We have previously demonstrated that memory B cells from the GALT can be adoptively transferred to naїve syngeneic recipient mice, and upon an oral immunization with CT, elicit a strong gut IgA response in the LP (Lycke and Holmgren, 1989
). More recently we have observed that these transferable memory B cells are present exclusively among CD80+
B cells from spleen, MLN, and PP even 1 year after oral priming immunizations (Andersson et al., 2007
; Bemark et al., 2011
; Bemark et al., unpublished observation). Others have demonstrated that adoptively transferred rotavirus-specific memory B cells can effectively clear the infection from rotavirus-infected RAG-deficient mice (Williams et al., 1998
). Interestingly, in the latter study splenic memory B cells with the ability to clear rotavirus infection through SIgA production could be identified on the basis α4
integrin expression, whereas B cells lacking this integrin did not clear the infection. Taken together, it is clear that mucosal IgA responses against TD-antigens following infection or oral vaccination also effectively stimulate the development of antigen-specific memory B cells and long-lived plasma cells.

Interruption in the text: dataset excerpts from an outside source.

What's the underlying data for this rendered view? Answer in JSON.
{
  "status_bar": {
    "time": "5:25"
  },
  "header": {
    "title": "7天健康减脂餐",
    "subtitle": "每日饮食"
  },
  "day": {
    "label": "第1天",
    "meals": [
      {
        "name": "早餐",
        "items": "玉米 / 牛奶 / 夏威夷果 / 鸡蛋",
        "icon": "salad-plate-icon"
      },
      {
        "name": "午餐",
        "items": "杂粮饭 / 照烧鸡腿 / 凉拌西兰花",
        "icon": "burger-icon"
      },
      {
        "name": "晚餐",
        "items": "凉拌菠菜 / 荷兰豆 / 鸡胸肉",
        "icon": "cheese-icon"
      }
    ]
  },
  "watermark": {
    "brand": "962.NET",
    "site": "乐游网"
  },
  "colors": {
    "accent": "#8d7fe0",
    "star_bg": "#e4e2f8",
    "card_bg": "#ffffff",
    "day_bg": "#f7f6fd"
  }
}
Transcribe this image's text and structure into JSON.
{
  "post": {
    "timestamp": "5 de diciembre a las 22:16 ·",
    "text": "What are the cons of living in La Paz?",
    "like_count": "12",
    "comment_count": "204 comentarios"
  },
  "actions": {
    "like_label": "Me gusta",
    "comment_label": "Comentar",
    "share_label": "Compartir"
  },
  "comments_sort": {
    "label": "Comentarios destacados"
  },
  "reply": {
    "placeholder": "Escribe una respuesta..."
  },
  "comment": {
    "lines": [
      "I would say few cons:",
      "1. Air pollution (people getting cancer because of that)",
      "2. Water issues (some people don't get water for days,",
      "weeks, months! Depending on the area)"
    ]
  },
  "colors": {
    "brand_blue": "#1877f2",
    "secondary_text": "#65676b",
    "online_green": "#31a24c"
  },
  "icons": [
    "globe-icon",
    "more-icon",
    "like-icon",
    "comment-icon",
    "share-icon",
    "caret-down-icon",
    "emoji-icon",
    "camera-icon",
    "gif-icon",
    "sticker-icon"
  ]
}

The generation of memory B cells after oral immunization raises several questions with regard to if, and in that case, how they differ from memory cells that are generated through systemic immunization. This question is not only important from a mechanistic point of view, but may also have important implications for the development of more effective mucosal vaccines. Moreover, if, as discussed above, B cells recognizing antigens from the microbiota enter PP GC, will they give rise to memory B cells and long-lived plasma cells, or are cognate B–T cell interactions needed? Given that the mucosal immune system holds several unique traits compared to the systemic immune system we would argue that it could also apply to the ability to support memory B cell and long-lived plasma cell development. There are indeed data to suggest that oral immunization can be more efficient than systemic immunization for the generation of long-term immune protection, especially against enteropathogenic infections (Lycke, 2012
). Whether this is because of the expression of α4
integrin on mucosal memory B cells, as suggested by the rotavirus studies, or could be a function of other properties of these memory B cells compared to systemic memory B cells is poorly understood. Moreover, we know that oral immunization stimulate mucosal and systemic memory B cell development, whereas systemic immunization fails to stimulate mucosal memory responses (Lycke, 2012
; Bemark et al., unpublished observation). Understanding what the difference is between the immunization routes is critical for vaccine development, in general, and for mucosal vaccine development, in particular. Presently, we lack information about the relationship between systemic memory IgG and mucosal memory IgA cells following oral immunization. Are these memory B cells clonally related and do they emanate from the same or different inductive sites? We are currently addressing these pressing questions using the NP-CT system and the B1-8hi
NP-specific IgH knock-in B cell adoptive transfer model described above, with the hope to defining which Tfh functions and molecular pathways that are involved in memory B cell development in the PP GC.